Worth to mention that the real reason of forking linux kernel by systemd (see http://distrowatch.com/weekly.php?issue=20150330#community) is to *simplefy* it by migrating to publish-subscribe-notify-xcap for everything that requires real time interaction. Forget about the complex file permissions strange 3-4 digits which are not in e164 format, thus hard to remember! Do you want to read a file? Just subscribe to it, xcap knows who you are and what you can do or not, notifying you promptly with the content from the file or /dev/null.
*Simplefying* everything is the future!
Cheers, Daniel
On 01/04/15 06:11, Alex Balashov wrote:
For immediate release:
ATLANTA, GA (1 April 2015)--Evariste Systems LLC, an Atlanta-based software vendor specialising in Kamailio-based service delivery solutions for the VoIP ITSP market, is pleased to announce that it, in collaboration with Red Hat Software and Ringfree Communications, has finalised the absorption of the Kamailio SIP Server into the 'systemd' system management platform for Linux. The new component shall be called 'systemd-rtc-server', or 'Systemd Real-Time Communication Server'.
Alex Balashov, principal of Evariste and leader of the tri-vendor collaboration effort, will officially announce the handover of the reigns of the Kamailio project to the personal leadership of Lennart Poettering at the upcoming Systemd Real Time Communications World conference, to be held in Berlin on 27-29 May of this year.

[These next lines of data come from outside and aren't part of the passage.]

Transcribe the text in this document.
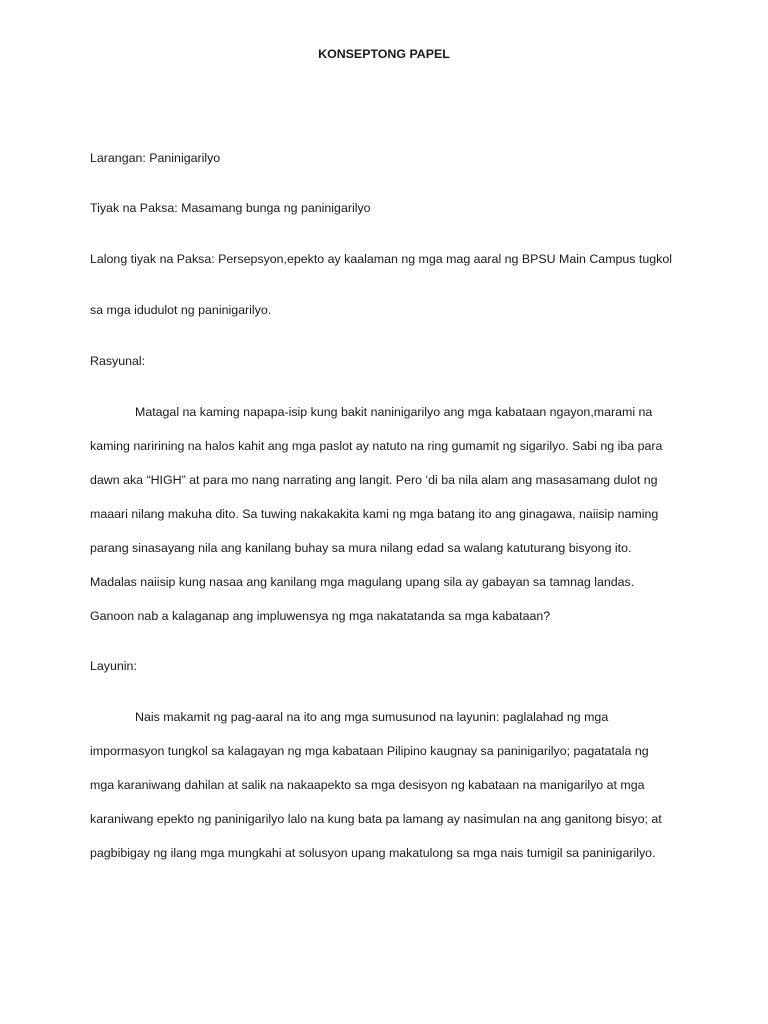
KONSEPTONG PAPEL
Larangan: Paninigarilyo
Tiyak na Paksa: Masamang bunga ng paninigarilyo
Lalong tiyak na Paksa: Persepsyon,epekto ay kaalaman ng mga mag aaral ng BPSU Main Campus tugkol
sa mga idudulot ng paninigarilyo.
Rasyunal:
Matagal na kaming napapa-isip kung bakit naninigarilyo ang mga kabataan ngayon,marami na
kaming naririning na halos kahit ang mga paslot ay natuto na ring gumamit ng sigarilyo. Sabi ng iba para
dawn aka “HIGH” at para mo nang narrating ang langit. Pero ‘di ba nila alam ang masasamang dulot ng
maaari nilang makuha dito. Sa tuwing nakakakita kami ng mga batang ito ang ginagawa, naiisip naming
parang sinasayang nila ang kanilang buhay sa mura nilang edad sa walang katuturang bisyong ito.
Madalas naiisip kung nasaa ang kanilang mga magulang upang sila ay gabayan sa tamnag landas.
Ganoon nab a kalaganap ang impluwensya ng mga nakatatanda sa mga kabataan?
Layunin:
Nais makamit ng pag-aaral na ito ang mga sumusunod na layunin: paglalahad ng mga
impormasyon tungkol sa kalagayan ng mga kabataan Pilipino kaugnay sa paninigarilyo; pagatatala ng
mga karaniwang dahilan at salik na nakaapekto sa mga desisyon ng kabataan na manigarilyo at mga
karaniwang epekto ng paninigarilyo lalo na kung bata pa lamang ay nasimulan na ang ganitong bisyo; at
pagbibigay ng ilang mga mungkahi at solusyon upang makatulong sa mga nais tumigil sa paninigarilyo.
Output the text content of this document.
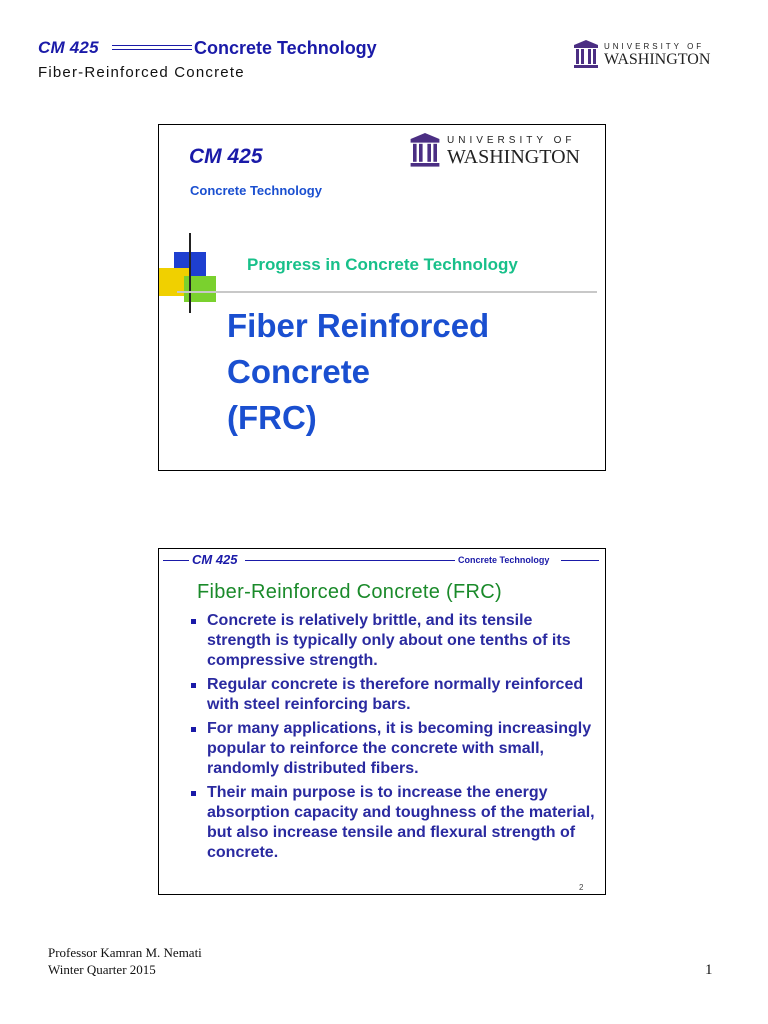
CM 425	Concrete Technology
Fiber-Reinforced Concrete
UNIVERSITY OF
WASHINGTON
CM 425
Concrete Technology
UNIVERSITY OF
WASHINGTON
Progress in Concrete Technology
Fiber Reinforced
Concrete
(FRC)
CM 425	Concrete Technology
Fiber-Reinforced Concrete (FRC)
Concrete is relatively brittle, and its tensile strength is typically only about one tenths of its compressive strength.
Regular concrete is therefore normally reinforced with steel reinforcing bars.
For many applications, it is becoming increasingly popular to reinforce the concrete with small, randomly distributed fibers.
Their main purpose is to increase the energy absorption capacity and toughness of the material, but also increase tensile and flexural strength of concrete.
2
Professor Kamran M. Nemati
Winter Quarter 2015	1
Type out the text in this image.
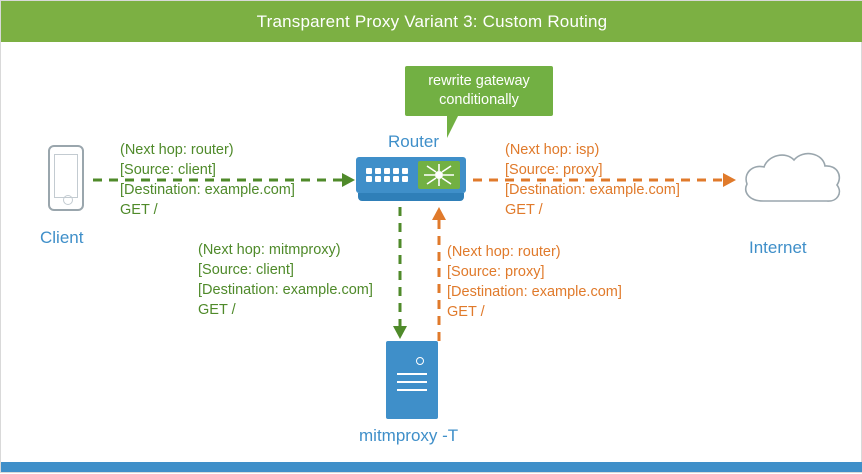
Transparent Proxy Variant 3: Custom Routing
Client
Router
Internet
mitmproxy -T
rewrite gateway
conditionally
(Next hop: router)
[Source: client]
[Destination: example.com]
GET /
(Next hop: isp)
[Source: proxy]
[Destination: example.com]
GET /
(Next hop: mitmproxy)
[Source: client]
[Destination: example.com]
GET /
(Next hop: router)
[Source: proxy]
[Destination: example.com]
GET /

John Knight, Director of GNOME 3 Integration and part-time usability consultant at Ringfree Communications, based in Hendersonville, North Carolina,was quick to summarise the triumphs of the long-standing integration effort.
Remarked Knight:
"The industry has recognised for years that a SIP proxy is a basic building block in the 'init' subsystem of any Linux host. In this age of multimedia communication with voice and video, it was a travesty that systemd handled time synchronisation, network configuration, login management, logging, and console, but not SIP message routing."
Sean McCord, a veteran partner at Atlanta-based integrator CyCORE & Docker, was quick to concur:
"SIP calls are much easier to troubleshoot with binary logs. Combined with packet captures of TLS-encrypted WebRTC calls, systemd-journald is the ultimate call setup troubleshooting methodology of the responsive, kinetic enterprise."
To support the integration of Kamailio into the ecosystem of every major Linux distribution, Evariste has released new 'dbus_api' and 'pulseaudio' modules for the project.
Balashov stated, "We fully expect to use the D-Bus API to achieve gnome-session integration with systemd-rtc-server-usrloc, but we aren't going to leave Windows users behind; KamailioSvcHost.exe will support Domain Controller policies for G.722 in Active Directory forests."
Despite an aggressive delivery timeline by the tri-vendor consortium behind systemd-rtc-server, industry commentators have widely lambasted the fact that it took so long for Kamailio to become integrated into systemd. Fred Posner, solutions architect at The Palner Group in Fort Lauderdale, Florida, recently wrote in a widely-publicised blog post:
"sr-dev have been keeping their heads in the sand for too long. For years now, it has been completely obvious and self-evident to anyone with half a brain that all kinds of VoIP software should be included in systemd. It's a basic building block of the whole OS, having absorbed functionality previously provided by all kinds of packages like util-linux and wireless-tools."
John Knight of Ringfree accepted the criticism readily, but advocated a forward-thinking orientation focused on breaking with the uncertainty of the past:
"In the absence of a SIP component for routing calls to the PSTN, some people thought, 'systemd has no clear direction apart from the whims of its developers, and is a perpetually moving goal post.' Well, a SIP server should put an end to that whole discussion; that's exactly what was missing, and now that we have systemd-rtc-server, we've eliminated all doubts about the coherence, conceptual integrity and finality of systemd."